W zasadzie dwie kategorie kosztowe RZiS niwelują dobry zysk operacyjny LOT-u. Są to „Aktualizacja wartości inwestycji” oraz „Różnice kursowe netto”, które razem składają się na koszt rzędu 220 mln zł. Pod wyżej wymienionymi nazwami kryją się dwa ryzyka, na które LOT jest narażony od zawsze. Są to wahania kursów walutowych oraz fluktuacja cen paliwa lotniczego. Warto przyjrzeć się tym kosztom bliżej, bo są niezmiernie ważne dla kondycji finansowej polskiego przewoźnika.


LOT oferuje głównie przewozy międzynarodowe, dlatego znacząca część jego sprzedaży stanowią przychody w walutach obcych. Również największe wydatki, jakie ponosi linia lotnicza w celu opłacenia transakcji zakupu paliwa lotniczego oraz rat leasingowych, są realizowane w walutach obcych, zwłaszcza w dolarach amerykańskich (USD). Rozliczanie i wycena na dzień bilansowy należności i zobowiązań powoduje powstawanie dodatnich i ujemnych różnic kursowych.

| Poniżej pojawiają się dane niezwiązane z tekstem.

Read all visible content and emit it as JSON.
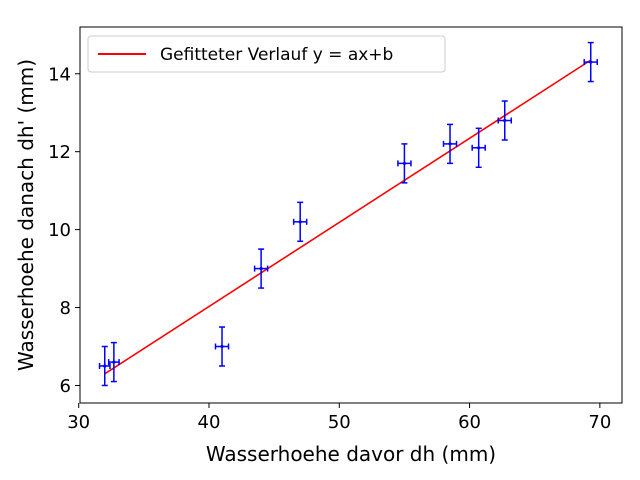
{
  "chart_data": {
    "type": "scatter",
    "title": "",
    "xlabel": "Wasserhoehe davor dh (mm)",
    "ylabel": "Wasserhoehe danach dh' (mm)",
    "xlim": [
      30.1,
      71.7
    ],
    "ylim": [
      5.55,
      15.2
    ],
    "xticks": [
      30,
      40,
      50,
      60,
      70
    ],
    "yticks": [
      6,
      8,
      10,
      12,
      14
    ],
    "grid": false,
    "legend_position": "top-left",
    "series": [
      {
        "type": "errorbar",
        "color": "#0000ff",
        "points": [
          {
            "x": 32.0,
            "y": 6.5,
            "xerr": 0.4,
            "yerr": 0.5
          },
          {
            "x": 32.7,
            "y": 6.6,
            "xerr": 0.4,
            "yerr": 0.5
          },
          {
            "x": 41.0,
            "y": 7.0,
            "xerr": 0.5,
            "yerr": 0.5
          },
          {
            "x": 44.0,
            "y": 9.0,
            "xerr": 0.5,
            "yerr": 0.5
          },
          {
            "x": 47.0,
            "y": 10.2,
            "xerr": 0.5,
            "yerr": 0.5
          },
          {
            "x": 55.0,
            "y": 11.7,
            "xerr": 0.5,
            "yerr": 0.5
          },
          {
            "x": 58.5,
            "y": 12.2,
            "xerr": 0.5,
            "yerr": 0.5
          },
          {
            "x": 60.7,
            "y": 12.1,
            "xerr": 0.5,
            "yerr": 0.5
          },
          {
            "x": 62.7,
            "y": 12.8,
            "xerr": 0.5,
            "yerr": 0.5
          },
          {
            "x": 69.3,
            "y": 14.3,
            "xerr": 0.5,
            "yerr": 0.5
          }
        ]
      },
      {
        "name": "Gefitteter Verlauf y = ax+b",
        "type": "line",
        "color": "#ff0000",
        "x": [
          32.0,
          69.3
        ],
        "y": [
          6.3,
          14.35
        ]
      }
    ]
  }
}
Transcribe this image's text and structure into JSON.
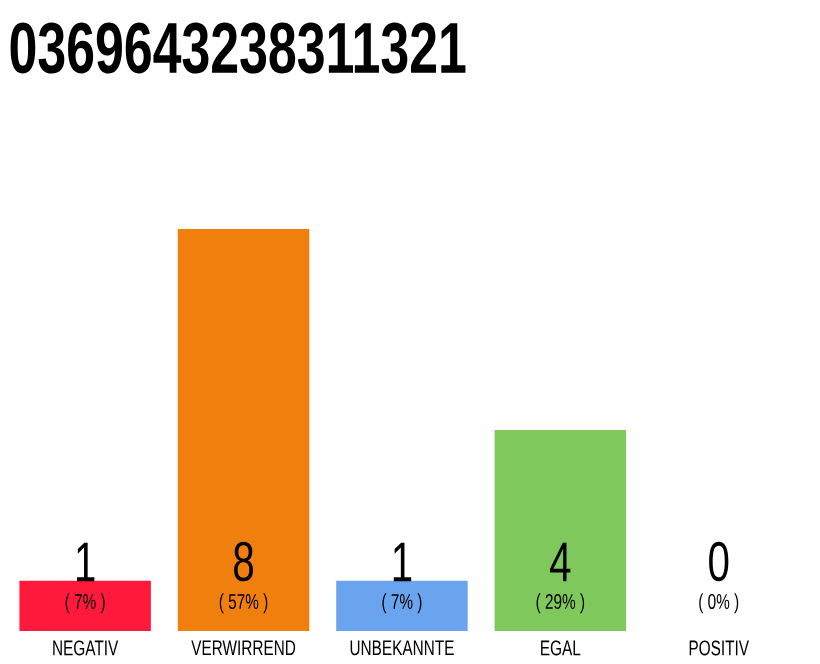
{
  "chart_data": {
    "type": "bar",
    "title": "0369643238311321",
    "categories": [
      "NEGATIV",
      "VERWIRREND",
      "UNBEKANNTE",
      "EGAL",
      "POSITIV"
    ],
    "values": [
      1,
      8,
      1,
      4,
      0
    ],
    "colors": [
      "#ff1a3c",
      "#f17f0d",
      "#6aa3ee",
      "#7ec85c",
      "#d0d0d0"
    ],
    "annotations": [
      "( 7% )",
      "( 57% )",
      "( 7% )",
      "( 29% )",
      "( 0% )"
    ],
    "data_labels": true
  }
}
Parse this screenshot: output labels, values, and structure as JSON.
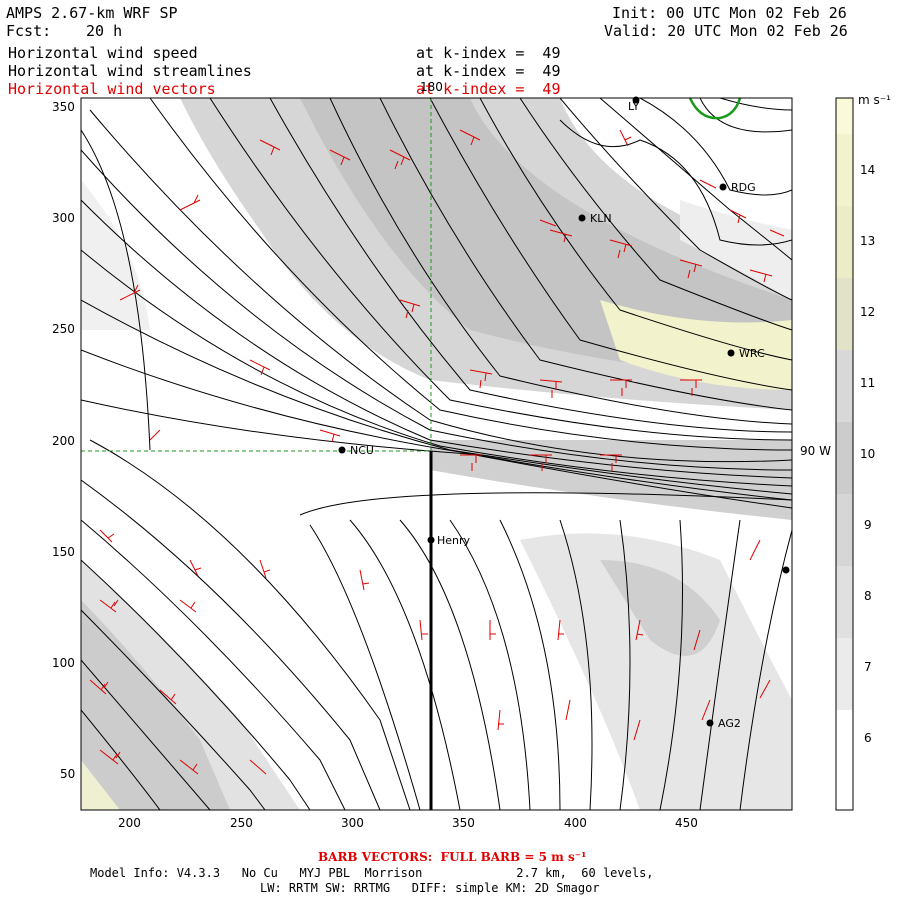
{
  "header": {
    "model_title": "AMPS 2.67-km WRF SP",
    "forecast_label": "Fcst:",
    "forecast_value": "20 h",
    "init": "Init: 00 UTC Mon 02 Feb 26",
    "valid": "Valid: 20 UTC Mon 02 Feb 26",
    "fields": [
      {
        "name": "Horizontal wind speed",
        "level": "at k-index =  49",
        "color": "#000000"
      },
      {
        "name": "Horizontal wind streamlines",
        "level": "at k-index =  49",
        "color": "#000000"
      },
      {
        "name": "Horizontal wind vectors",
        "level": "at k-index =  49",
        "color": "#e00000"
      }
    ]
  },
  "map": {
    "x_ticks": [
      "200",
      "250",
      "300",
      "350",
      "400",
      "450"
    ],
    "y_ticks": [
      "350",
      "300",
      "250",
      "200",
      "150",
      "100",
      "50"
    ],
    "meridian_label": "180",
    "parallel_label": "90 W",
    "stations": [
      {
        "id": "LY",
        "label": "LY"
      },
      {
        "id": "RDG",
        "label": "RDG"
      },
      {
        "id": "KLN",
        "label": "KLN"
      },
      {
        "id": "WRC",
        "label": "WRC"
      },
      {
        "id": "NCU",
        "label": "NCU"
      },
      {
        "id": "Henry",
        "label": "Henry"
      },
      {
        "id": "E",
        "label": ""
      },
      {
        "id": "AG2",
        "label": "AG2"
      }
    ]
  },
  "colorbar": {
    "units": "m s⁻¹",
    "levels": [
      "14",
      "13",
      "12",
      "11",
      "10",
      "9",
      "8",
      "7",
      "6"
    ],
    "colors": {
      "light": "#f4f4f4",
      "mid": "#d8d8d8",
      "dark": "#bdbdbd",
      "yellow": "#f2f2cc",
      "yellow2": "#fafadb"
    }
  },
  "footer": {
    "barb_note": "BARB VECTORS:  FULL BARB = 5 m s⁻¹",
    "model_info": "Model Info: V4.3.3   No Cu   MYJ PBL  Morrison             2.7 km,  60 levels,",
    "physics": "LW: RRTM SW: RRTMG   DIFF: simple KM: 2D Smagor"
  }
}
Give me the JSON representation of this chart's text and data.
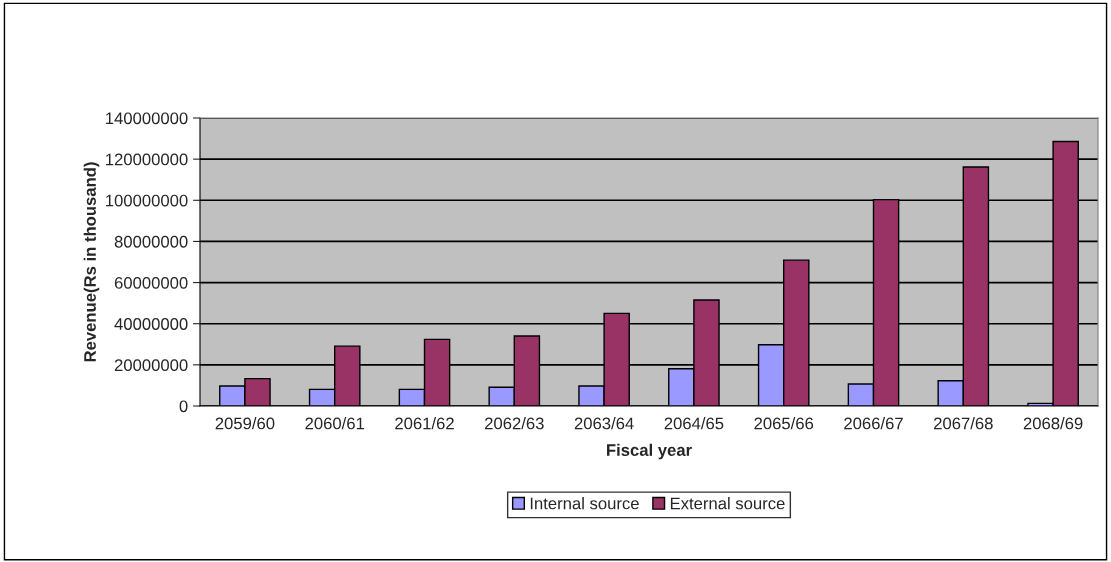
{
  "chart_data": {
    "type": "bar",
    "xlabel": "Fiscal year",
    "ylabel": "Revenue(Rs in thousand)",
    "categories": [
      "2059/60",
      "2060/61",
      "2061/62",
      "2062/63",
      "2063/64",
      "2064/65",
      "2065/66",
      "2066/67",
      "2067/68",
      "2068/69"
    ],
    "series": [
      {
        "name": "Internal source",
        "color": "#9999ff",
        "values": [
          9700000,
          8100000,
          8100000,
          9100000,
          9700000,
          18100000,
          29800000,
          10700000,
          12300000,
          1300000
        ]
      },
      {
        "name": "External source",
        "color": "#993366",
        "values": [
          13300000,
          29100000,
          32400000,
          34000000,
          45000000,
          51500000,
          70900000,
          100300000,
          116200000,
          128600000
        ]
      }
    ],
    "ylim": [
      0,
      140000000
    ],
    "yticks": [
      0,
      20000000,
      40000000,
      60000000,
      80000000,
      100000000,
      120000000,
      140000000
    ],
    "grid": "y",
    "legend": "bottom"
  }
}
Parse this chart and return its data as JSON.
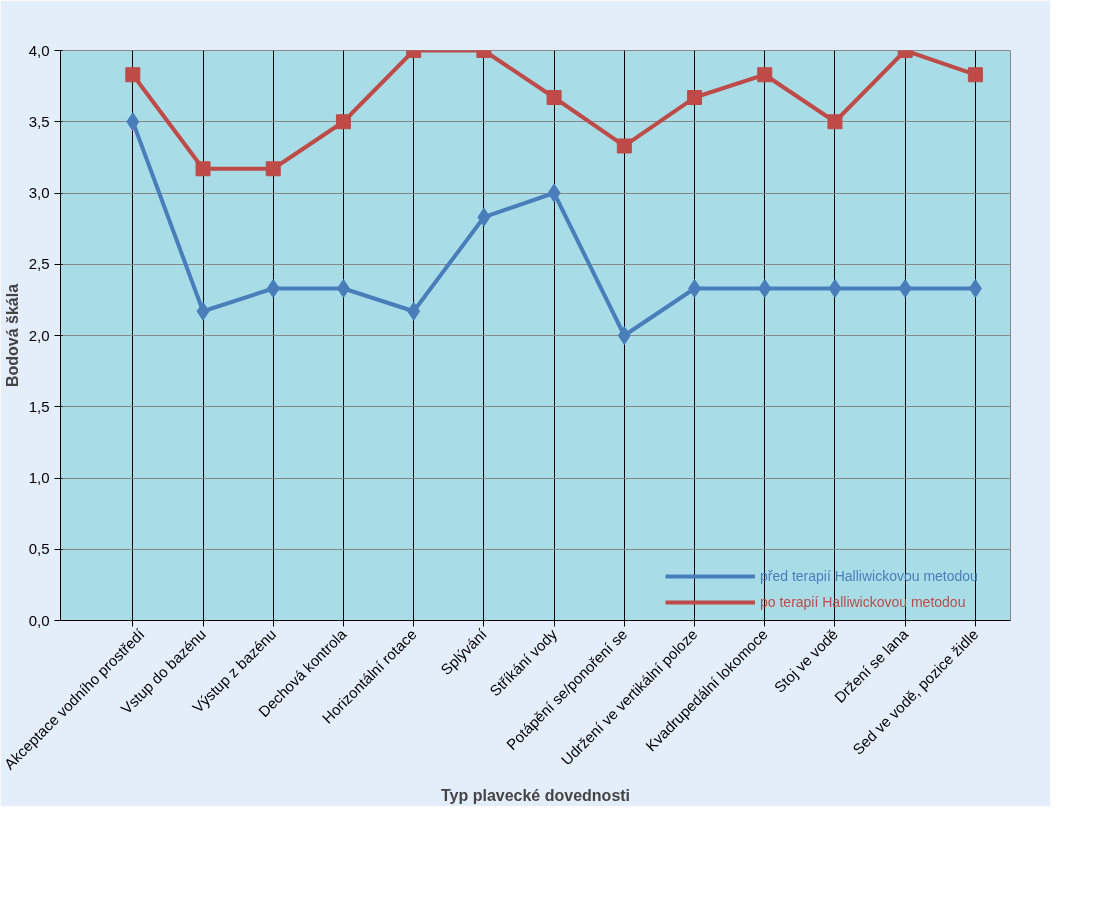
{
  "chart_data": {
    "type": "line",
    "xlabel": "Typ plavecké dovednosti",
    "ylabel": "Bodová škála",
    "categories": [
      "Akceptace vodního prostředí",
      "Vstup do bazénu",
      "Výstup z bazénu",
      "Dechová kontrola",
      "Horizontální rotace",
      "Splývání",
      "Stříkání vody",
      "Potápění se/ponoření se",
      "Udržení ve vertikální poloze",
      "Kvadrupedální lokomoce",
      "Stoj ve vodě",
      "Držení se lana",
      "Sed ve vodě, pozice židle"
    ],
    "series": [
      {
        "name": "před terapií Halliwickovou metodou",
        "color": "#4a7ebb",
        "marker": "diamond",
        "values": [
          3.5,
          2.17,
          2.33,
          2.33,
          2.17,
          2.83,
          3.0,
          2.0,
          2.33,
          2.33,
          2.33,
          2.33,
          2.33
        ]
      },
      {
        "name": "po terapií Halliwickovou metodou",
        "color": "#be4b48",
        "marker": "square",
        "values": [
          3.83,
          3.17,
          3.17,
          3.5,
          4.0,
          4.0,
          3.67,
          3.33,
          3.67,
          3.83,
          3.5,
          4.0,
          3.83
        ]
      }
    ],
    "ylim": [
      0,
      4
    ],
    "yticks": [
      {
        "value": 0,
        "label": "0,0"
      },
      {
        "value": 0.5,
        "label": "0,5"
      },
      {
        "value": 1,
        "label": "1,0"
      },
      {
        "value": 1.5,
        "label": "1,5"
      },
      {
        "value": 2,
        "label": "2,0"
      },
      {
        "value": 2.5,
        "label": "2,5"
      },
      {
        "value": 3,
        "label": "3,0"
      },
      {
        "value": 3.5,
        "label": "3,5"
      },
      {
        "value": 4,
        "label": "4,0"
      }
    ],
    "grid": true,
    "legend": "bottom right",
    "line_style": "solid"
  }
}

Koszty paliwa w 2018 r. wyniosły prawie 1,6 mld zł PLN i były wyższe o niespełna 58 proc. w stosunku do 2017 r. Udział wydatków na paliwo we wszystkich kosztach operacyjnych LOT-u wyniósł w zeszłym roku ponad 30 proc. Przyczyną wzrostu wydatków na paliwo była zwyżka jego ceny oraz zwiększenie pracy przewozowej LOT-u. Z kolei koszty dzierżawy samolotów w 2018 r. wyniosły 746,5 mln zł wobec 457,1 mln zł w 2017 r.

Walutowa struktura przychodów LOT-u kształtuje się następująco: euro 19 proc., dolar amerykański 27 proc., złoty 30 proc. i pozostałe 24 proc. Z kolei po stronie kosztów sytuacja wygląda jak dalej: euro 14 proc., dolar amerykański 58 proc., złoty 26 proc. i pozostałe 2 proc. Z powyższego wynika, że LOT musi kupować dolary za złotówki i euro. Stąd dla narodowego przewoźnika bardzo ważne są kursy PLN/USD i EUR/USD. Gdy złotówka i euro słabnie w stosunku do dolara amerykańskiego ryzyko walutowe rośnie.

Oba wspomniane powyżej ryzyka są zabezpieczane instrumentami finansowymi. W trakcie 2018 r. LOT zawarł 559 transakcji zabezpieczających ryzyko walutowe. Na dzień 31 grudnia 2018 r. spółka posiadała 467 otwartych instrumentów pochodnych. W tym samym okresie LOT zawarł 334 transakcji zabezpieczających ryzyko cen paliwa. Na ostatni dzień grudnia zeszłego roku przewoźnik posiadał 278 otwartych instrumentów pochodnych zabezpieczające to ryzyko.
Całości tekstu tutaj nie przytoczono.